L'usurpation de sous-domaine n'est pas une nouveauté. Les cybercriminels s'efforcent depuis longtemps d'exploiter les sous-domaines de société (parfois non surveillés) pour donner plus de crédibilité à leurs e-mails de phishing ou de spam, ou pour leurrer les contrôles heuristiques des fournisseurs de service en lançant leurs attaques via un grand nombre de sous-domaines avec la technique appelée « snowshoe spamming ».

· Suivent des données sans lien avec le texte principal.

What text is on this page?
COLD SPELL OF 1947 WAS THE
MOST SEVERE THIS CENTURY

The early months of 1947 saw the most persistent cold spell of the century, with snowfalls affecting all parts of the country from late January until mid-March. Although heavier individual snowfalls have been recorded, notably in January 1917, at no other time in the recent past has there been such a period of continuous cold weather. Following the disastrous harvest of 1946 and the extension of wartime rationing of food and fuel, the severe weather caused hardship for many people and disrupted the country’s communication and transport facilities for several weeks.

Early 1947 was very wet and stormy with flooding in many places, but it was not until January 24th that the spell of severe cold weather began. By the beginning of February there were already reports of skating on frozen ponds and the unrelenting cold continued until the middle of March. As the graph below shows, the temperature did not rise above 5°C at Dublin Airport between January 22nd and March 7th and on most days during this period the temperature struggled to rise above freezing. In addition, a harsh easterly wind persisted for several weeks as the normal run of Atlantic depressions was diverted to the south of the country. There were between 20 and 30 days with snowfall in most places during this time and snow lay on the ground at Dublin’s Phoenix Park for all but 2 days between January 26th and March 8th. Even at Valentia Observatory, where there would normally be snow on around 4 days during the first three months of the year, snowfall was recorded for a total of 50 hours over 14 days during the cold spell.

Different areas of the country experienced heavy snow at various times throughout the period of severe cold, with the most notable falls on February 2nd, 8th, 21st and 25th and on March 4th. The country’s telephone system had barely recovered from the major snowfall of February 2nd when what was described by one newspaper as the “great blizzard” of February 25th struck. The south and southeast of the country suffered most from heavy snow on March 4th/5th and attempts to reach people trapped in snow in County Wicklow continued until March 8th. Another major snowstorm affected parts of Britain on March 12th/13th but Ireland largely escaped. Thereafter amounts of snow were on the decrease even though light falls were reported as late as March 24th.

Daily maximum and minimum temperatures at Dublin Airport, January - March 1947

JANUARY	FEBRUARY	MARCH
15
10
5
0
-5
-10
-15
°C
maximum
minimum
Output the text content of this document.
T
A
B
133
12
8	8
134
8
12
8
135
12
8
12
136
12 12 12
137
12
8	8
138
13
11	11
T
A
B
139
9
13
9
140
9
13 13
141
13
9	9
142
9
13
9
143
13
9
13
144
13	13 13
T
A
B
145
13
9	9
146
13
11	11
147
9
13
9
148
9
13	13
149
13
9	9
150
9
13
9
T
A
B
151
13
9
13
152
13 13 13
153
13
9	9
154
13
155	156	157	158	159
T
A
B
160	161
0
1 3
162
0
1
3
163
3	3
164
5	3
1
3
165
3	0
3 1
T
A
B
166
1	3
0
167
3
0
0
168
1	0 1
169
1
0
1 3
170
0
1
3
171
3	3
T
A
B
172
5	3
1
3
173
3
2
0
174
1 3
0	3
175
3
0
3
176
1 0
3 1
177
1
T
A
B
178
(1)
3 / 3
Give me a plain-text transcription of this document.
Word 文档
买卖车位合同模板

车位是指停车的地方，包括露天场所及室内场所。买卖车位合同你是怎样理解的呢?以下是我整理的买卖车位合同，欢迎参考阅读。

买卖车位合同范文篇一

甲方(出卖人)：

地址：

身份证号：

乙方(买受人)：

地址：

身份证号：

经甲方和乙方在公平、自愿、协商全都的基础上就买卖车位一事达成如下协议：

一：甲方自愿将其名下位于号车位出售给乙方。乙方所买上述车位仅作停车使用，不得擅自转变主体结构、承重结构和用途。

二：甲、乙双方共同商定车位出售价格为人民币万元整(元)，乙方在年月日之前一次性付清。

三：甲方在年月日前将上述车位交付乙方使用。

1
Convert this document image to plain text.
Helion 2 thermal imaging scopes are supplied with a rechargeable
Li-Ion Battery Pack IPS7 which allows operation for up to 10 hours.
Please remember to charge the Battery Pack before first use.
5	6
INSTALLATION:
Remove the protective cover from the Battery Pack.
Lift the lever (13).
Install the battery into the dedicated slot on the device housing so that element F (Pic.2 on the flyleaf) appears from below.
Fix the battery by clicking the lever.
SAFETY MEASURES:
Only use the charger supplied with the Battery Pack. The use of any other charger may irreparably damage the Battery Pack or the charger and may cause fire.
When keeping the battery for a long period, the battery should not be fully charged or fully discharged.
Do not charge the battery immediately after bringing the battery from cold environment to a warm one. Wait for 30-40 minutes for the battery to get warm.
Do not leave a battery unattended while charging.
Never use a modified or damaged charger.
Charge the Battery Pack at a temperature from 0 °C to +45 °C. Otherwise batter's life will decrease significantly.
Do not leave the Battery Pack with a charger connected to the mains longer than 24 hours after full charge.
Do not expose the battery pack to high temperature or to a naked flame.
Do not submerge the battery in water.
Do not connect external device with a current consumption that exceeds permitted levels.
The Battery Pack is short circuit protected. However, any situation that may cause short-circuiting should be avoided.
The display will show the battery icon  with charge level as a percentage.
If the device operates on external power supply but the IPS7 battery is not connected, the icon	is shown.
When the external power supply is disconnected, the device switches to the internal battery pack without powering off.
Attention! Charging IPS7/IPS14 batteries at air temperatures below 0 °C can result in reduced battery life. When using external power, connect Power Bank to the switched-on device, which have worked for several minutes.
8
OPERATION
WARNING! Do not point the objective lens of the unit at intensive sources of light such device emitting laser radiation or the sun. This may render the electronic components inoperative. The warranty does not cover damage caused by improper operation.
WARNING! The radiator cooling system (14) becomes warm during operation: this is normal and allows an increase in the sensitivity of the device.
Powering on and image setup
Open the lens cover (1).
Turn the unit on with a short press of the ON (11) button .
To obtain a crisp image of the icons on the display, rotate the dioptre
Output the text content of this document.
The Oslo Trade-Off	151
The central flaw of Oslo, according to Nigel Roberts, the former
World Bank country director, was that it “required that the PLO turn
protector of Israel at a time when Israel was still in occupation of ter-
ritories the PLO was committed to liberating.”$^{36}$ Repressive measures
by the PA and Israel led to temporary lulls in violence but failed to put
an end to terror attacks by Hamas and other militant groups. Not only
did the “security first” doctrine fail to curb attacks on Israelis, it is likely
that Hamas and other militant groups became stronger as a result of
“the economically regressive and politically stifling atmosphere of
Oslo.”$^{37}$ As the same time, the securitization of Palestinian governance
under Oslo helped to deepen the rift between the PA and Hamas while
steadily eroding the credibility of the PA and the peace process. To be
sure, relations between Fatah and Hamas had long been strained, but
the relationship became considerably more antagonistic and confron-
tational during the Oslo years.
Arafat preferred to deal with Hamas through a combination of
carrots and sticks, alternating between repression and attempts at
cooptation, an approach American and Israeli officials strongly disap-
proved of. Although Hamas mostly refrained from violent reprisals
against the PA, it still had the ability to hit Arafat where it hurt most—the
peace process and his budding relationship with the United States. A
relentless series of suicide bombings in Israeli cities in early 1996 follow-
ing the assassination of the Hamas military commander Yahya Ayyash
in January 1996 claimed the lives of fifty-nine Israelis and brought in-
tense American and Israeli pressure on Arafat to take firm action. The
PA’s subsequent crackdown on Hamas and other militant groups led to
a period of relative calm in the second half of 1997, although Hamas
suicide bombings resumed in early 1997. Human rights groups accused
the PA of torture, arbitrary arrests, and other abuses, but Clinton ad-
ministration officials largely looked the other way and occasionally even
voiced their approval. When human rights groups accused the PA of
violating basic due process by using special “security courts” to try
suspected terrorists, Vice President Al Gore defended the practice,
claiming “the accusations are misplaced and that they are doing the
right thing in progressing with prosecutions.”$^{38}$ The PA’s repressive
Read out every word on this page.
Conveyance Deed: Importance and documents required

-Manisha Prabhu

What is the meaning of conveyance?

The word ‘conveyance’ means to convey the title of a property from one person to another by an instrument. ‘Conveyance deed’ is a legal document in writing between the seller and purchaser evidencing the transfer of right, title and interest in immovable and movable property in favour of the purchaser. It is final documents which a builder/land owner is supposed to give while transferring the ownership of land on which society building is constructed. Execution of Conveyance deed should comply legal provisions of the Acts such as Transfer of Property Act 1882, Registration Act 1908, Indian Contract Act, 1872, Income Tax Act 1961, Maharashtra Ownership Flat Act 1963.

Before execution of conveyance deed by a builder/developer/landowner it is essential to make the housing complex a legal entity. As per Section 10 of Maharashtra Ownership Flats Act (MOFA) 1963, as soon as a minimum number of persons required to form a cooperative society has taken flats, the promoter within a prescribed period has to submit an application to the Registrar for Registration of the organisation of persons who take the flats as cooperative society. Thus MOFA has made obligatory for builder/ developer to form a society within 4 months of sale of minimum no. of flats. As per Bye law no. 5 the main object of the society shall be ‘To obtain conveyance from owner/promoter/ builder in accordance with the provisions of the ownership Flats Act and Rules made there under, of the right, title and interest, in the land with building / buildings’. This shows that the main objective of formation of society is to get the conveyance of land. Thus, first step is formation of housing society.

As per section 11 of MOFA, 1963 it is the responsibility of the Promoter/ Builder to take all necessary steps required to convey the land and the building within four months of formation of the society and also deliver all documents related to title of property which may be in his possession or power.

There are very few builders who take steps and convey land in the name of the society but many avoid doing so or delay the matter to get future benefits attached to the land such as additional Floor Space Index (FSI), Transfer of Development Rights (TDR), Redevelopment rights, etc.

La nouveauté vient de l'échelle à laquelle ils implémentent et combinent l'usurpation de sous-domaines et le snowshoe spamming, échelle qui complique grandement la détection et l'atténuation des risques. Au-delà de l'échelle, déjà sans précédent, il semble également que l'utilisation de ces techniques soit plus systématique et régulière qu'aléatoire. Dans ce blog, nous décrivons l'une de ces attaques de grande envergure en mettant en avant les meilleures pratiques d'atténuation des risques via la norme DMARC (Domain-based Authentication Reporting and Conformance). En effet, cette technologie a déjà fait ses preuves, mais elle doit être implémentée correctement si l'on veut éviter les problèmes et les tâches de maintenance laborieuses.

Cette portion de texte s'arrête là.